Convolution Neural Net practice with Keras (in tensorflow)

Convolutional Neural Nets (CNNs) are all the rage these days, being used anywhere from Health-related image analysis to Earthquake detection.
With all these amazing uses of this type of Neural Network, you may think that using CNNs for your own needs may be impossible...

With the help of Keras (and Tensorflow) it's actually fairly straightforward to begin developing a CNN.

What is convolution?

Previously, we worked with normal dense networks (where every node is connected). With convolution layers, we instead only connect our input nodes to some of the nodes in the next layer. This is easiest viewed as a matrix calculation, where we convolve our input nodes with our set of edges (we can call this set a filter) to produce a set of features.

We can view a set of edges as one filter. These edges will connect to the output feature map in different ways depending on how we setup the network. We accomplish this convolution by moving it across our input (typically an image).

The gif below (from This guide to CNNs) gives a good example of the convolution process. Here, we use a 3 X 3 filter with a stride of 1 (horizontal and vertical) on a 5 X 5 input matrix (or you could think about it at 25 nodes if flattened out) to create a 3 X 3 resulting matrix.

I'm going to walk through some code I wrote with the help of another Keras tutorial and the help of this tutorial for visualizing the filters on test data.

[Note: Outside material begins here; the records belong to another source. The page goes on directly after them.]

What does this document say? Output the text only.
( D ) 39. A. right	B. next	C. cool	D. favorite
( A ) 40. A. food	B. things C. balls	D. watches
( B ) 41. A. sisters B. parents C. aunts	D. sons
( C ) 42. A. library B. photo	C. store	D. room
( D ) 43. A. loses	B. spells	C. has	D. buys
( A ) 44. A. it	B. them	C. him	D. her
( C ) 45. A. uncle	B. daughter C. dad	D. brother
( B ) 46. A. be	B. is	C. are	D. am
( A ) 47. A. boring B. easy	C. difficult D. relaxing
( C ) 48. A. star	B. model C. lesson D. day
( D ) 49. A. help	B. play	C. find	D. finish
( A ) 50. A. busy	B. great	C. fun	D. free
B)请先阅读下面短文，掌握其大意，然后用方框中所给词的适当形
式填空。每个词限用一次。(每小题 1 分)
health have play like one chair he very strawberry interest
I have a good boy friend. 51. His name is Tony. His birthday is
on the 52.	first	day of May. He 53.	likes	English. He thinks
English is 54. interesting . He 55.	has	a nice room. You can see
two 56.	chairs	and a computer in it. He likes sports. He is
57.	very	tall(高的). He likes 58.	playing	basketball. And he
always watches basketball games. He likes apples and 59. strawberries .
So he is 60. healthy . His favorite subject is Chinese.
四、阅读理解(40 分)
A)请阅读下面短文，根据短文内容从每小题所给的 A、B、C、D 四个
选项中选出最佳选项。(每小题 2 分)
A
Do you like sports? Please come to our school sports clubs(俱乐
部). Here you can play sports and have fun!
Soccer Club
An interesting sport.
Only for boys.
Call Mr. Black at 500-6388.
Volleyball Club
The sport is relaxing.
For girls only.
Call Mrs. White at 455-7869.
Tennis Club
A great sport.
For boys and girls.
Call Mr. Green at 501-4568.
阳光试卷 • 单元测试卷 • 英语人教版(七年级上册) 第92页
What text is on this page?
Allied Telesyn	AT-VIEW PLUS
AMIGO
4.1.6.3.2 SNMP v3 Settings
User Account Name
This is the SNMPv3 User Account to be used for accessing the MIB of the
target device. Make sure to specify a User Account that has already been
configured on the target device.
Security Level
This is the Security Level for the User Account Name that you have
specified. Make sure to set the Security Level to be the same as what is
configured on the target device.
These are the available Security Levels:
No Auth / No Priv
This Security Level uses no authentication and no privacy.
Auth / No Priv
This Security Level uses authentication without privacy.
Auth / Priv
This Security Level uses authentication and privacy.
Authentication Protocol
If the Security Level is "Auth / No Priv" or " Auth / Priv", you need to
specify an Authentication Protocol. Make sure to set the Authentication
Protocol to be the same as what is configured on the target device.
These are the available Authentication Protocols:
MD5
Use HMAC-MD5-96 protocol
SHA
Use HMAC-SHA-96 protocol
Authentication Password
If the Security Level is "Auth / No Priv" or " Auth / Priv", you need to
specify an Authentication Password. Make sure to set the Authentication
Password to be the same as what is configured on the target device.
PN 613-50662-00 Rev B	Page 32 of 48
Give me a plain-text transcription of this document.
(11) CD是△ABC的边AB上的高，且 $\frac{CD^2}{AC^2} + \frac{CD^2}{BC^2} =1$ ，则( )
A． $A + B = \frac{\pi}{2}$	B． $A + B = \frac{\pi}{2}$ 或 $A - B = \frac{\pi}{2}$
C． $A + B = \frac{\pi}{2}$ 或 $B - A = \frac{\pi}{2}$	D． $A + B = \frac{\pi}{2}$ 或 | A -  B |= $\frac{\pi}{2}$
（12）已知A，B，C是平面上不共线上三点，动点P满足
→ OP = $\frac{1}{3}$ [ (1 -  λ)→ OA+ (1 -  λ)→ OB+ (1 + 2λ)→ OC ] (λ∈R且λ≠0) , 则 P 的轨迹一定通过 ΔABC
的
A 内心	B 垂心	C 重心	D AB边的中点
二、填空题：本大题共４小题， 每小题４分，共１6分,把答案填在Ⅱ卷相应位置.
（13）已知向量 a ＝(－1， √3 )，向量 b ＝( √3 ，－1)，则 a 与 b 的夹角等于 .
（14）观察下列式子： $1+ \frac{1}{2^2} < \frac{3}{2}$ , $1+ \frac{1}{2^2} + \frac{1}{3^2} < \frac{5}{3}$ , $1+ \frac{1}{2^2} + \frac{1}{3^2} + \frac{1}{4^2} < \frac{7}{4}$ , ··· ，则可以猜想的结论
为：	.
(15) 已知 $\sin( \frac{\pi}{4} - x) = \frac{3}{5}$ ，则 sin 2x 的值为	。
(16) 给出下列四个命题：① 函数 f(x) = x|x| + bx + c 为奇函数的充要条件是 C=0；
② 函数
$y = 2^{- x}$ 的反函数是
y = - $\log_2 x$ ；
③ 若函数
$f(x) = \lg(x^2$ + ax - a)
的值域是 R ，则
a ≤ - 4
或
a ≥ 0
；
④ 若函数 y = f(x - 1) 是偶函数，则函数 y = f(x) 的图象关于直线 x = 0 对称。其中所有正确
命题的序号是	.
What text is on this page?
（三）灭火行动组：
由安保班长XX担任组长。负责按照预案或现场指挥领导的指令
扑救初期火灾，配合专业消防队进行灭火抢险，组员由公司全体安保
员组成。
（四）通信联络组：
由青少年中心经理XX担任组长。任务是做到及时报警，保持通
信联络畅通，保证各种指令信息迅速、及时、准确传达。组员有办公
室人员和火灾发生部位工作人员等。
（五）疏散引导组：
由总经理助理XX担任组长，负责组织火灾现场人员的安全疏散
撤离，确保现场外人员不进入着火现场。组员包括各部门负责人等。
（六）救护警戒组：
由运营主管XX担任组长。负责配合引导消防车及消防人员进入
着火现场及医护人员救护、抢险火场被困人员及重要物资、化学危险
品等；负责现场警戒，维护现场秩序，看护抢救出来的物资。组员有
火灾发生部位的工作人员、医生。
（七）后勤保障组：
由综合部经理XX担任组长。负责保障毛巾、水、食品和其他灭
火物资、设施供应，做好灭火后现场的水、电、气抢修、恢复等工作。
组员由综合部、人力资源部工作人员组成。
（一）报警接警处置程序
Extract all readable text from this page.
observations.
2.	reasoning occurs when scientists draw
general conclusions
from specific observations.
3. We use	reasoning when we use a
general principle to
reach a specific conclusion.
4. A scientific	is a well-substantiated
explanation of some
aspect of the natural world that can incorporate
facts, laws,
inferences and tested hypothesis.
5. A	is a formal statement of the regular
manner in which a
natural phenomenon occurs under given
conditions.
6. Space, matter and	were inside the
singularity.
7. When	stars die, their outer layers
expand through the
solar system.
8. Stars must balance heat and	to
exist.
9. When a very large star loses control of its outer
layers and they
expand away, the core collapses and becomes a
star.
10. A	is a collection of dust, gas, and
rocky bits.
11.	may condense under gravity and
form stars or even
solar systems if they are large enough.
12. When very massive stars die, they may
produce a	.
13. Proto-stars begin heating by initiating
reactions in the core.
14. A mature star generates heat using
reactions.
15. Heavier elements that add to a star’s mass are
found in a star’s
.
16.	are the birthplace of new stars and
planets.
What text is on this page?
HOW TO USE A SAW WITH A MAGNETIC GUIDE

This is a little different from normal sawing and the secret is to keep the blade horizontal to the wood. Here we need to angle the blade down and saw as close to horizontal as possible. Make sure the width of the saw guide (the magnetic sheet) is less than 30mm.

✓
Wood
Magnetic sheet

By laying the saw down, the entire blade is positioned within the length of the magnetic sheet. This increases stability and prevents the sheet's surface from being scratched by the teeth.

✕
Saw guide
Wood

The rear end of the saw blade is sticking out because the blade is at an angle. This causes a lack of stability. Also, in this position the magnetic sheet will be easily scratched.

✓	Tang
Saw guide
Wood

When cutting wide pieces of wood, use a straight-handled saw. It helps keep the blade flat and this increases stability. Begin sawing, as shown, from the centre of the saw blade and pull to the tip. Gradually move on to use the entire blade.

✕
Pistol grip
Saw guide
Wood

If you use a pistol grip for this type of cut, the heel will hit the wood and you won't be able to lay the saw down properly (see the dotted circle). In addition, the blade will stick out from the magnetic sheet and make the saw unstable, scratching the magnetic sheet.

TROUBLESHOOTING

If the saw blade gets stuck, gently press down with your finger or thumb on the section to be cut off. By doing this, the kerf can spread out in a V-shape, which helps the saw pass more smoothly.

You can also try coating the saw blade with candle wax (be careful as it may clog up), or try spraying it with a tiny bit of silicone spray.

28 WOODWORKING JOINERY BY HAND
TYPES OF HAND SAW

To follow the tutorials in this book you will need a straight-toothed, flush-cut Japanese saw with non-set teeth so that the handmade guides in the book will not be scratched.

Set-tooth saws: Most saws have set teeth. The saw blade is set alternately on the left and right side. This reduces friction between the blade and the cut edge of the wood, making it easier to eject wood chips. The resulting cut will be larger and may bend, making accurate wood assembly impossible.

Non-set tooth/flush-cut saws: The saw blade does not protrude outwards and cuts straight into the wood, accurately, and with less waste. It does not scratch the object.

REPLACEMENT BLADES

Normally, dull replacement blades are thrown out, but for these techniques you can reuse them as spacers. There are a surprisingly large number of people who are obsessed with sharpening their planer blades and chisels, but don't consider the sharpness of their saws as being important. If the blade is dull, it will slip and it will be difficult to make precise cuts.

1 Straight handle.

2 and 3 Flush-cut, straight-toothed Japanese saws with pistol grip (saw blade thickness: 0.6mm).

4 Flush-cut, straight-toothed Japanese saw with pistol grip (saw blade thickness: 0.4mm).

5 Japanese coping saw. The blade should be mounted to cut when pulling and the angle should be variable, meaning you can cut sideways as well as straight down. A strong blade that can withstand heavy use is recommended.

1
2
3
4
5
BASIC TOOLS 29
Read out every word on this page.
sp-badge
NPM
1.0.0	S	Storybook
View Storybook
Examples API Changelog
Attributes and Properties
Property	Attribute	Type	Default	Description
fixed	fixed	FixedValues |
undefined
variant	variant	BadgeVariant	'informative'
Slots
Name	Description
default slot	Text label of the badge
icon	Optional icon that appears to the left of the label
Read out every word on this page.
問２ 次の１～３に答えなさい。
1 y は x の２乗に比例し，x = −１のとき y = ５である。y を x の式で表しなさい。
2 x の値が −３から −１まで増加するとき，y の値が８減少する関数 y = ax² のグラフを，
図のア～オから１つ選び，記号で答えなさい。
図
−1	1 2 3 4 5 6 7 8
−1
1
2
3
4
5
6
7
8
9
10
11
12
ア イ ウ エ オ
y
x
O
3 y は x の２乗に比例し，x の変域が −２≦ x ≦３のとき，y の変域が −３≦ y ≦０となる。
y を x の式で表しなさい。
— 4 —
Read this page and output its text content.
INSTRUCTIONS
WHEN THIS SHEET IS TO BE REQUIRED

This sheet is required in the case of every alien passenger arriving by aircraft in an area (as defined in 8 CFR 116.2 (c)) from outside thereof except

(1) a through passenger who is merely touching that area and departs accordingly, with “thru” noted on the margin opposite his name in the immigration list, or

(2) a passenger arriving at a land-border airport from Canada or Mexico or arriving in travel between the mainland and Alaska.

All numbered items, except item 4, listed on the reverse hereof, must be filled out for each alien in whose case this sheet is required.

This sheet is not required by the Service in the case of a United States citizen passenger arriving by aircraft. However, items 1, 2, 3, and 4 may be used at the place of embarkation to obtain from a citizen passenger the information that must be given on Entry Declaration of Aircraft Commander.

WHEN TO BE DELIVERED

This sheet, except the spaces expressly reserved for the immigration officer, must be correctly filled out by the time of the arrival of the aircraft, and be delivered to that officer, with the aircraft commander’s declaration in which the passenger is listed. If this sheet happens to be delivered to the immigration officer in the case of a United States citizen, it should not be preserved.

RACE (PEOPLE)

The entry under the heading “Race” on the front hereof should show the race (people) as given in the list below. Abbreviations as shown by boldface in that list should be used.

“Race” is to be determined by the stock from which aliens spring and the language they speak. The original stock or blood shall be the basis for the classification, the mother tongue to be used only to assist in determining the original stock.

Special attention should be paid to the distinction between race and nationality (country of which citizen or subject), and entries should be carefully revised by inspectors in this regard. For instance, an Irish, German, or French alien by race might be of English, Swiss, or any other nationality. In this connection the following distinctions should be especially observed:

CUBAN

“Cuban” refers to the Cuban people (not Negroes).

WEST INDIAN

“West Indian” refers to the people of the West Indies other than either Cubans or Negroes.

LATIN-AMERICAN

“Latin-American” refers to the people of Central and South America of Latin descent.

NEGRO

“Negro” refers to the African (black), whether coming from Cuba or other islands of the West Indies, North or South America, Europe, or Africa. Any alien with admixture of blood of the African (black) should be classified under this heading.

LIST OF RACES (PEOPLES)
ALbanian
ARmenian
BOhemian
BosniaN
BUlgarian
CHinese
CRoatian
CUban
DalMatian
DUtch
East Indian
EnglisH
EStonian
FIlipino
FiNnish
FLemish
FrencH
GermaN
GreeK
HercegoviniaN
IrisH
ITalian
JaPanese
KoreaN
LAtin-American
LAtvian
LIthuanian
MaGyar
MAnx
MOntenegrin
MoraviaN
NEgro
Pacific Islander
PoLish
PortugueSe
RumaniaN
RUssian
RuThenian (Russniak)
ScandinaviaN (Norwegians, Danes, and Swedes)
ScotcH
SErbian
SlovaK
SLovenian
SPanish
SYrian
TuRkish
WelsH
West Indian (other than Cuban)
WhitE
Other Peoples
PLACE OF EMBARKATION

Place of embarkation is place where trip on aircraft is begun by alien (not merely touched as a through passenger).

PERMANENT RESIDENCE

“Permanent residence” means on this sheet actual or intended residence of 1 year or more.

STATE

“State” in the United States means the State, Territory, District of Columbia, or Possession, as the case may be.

This should not be thought of as a state of the art, instead you should consider this a very gentle introduction without much partciular thought into particularly optimized or efficient , while also introducing you to one potential way to view a pitfall of not having heterogenous data.

Our libraries

With this example, we'll use keras and tensorflow libraries, as well as others to process & display images (cv2), process a csv file (csv), and display how our Neural Net did with a simple graph (matplotlib). We also use numpy so that we can manipulate matrices along the way (e.g., our images).

import tensorflow as tf
from tensorflow import keras
from tensorflow.keras.callbacks import TensorBoard, History
import numpy as np
import matplotlib.pyplot as plt
import math
import os
import os.path
import csv
import cv2
import random
import time

The FaceOff class

We create a class called FaceOff that processes images from the Chicago Face Database and tries to learn affective ratings based on training data. We use the name FaceOff to commemorate perhaps the greatest movie of all time, Face/Off

This is actually a pretty hilariously not great movie with all the expected 90s ridiculousness. I take no responsibility for wasted time

So for our FaceOff class, we'll start out with two simple class constants that will allows us to save our model along the way and a very simple constructor that we will use to hold our train & test data (images and corresponding affect ratings). This is important, because it allows us to not lose all the work of our Neural Net if we happen to have something crash at the end or we need to stop the model in the middle of it's training.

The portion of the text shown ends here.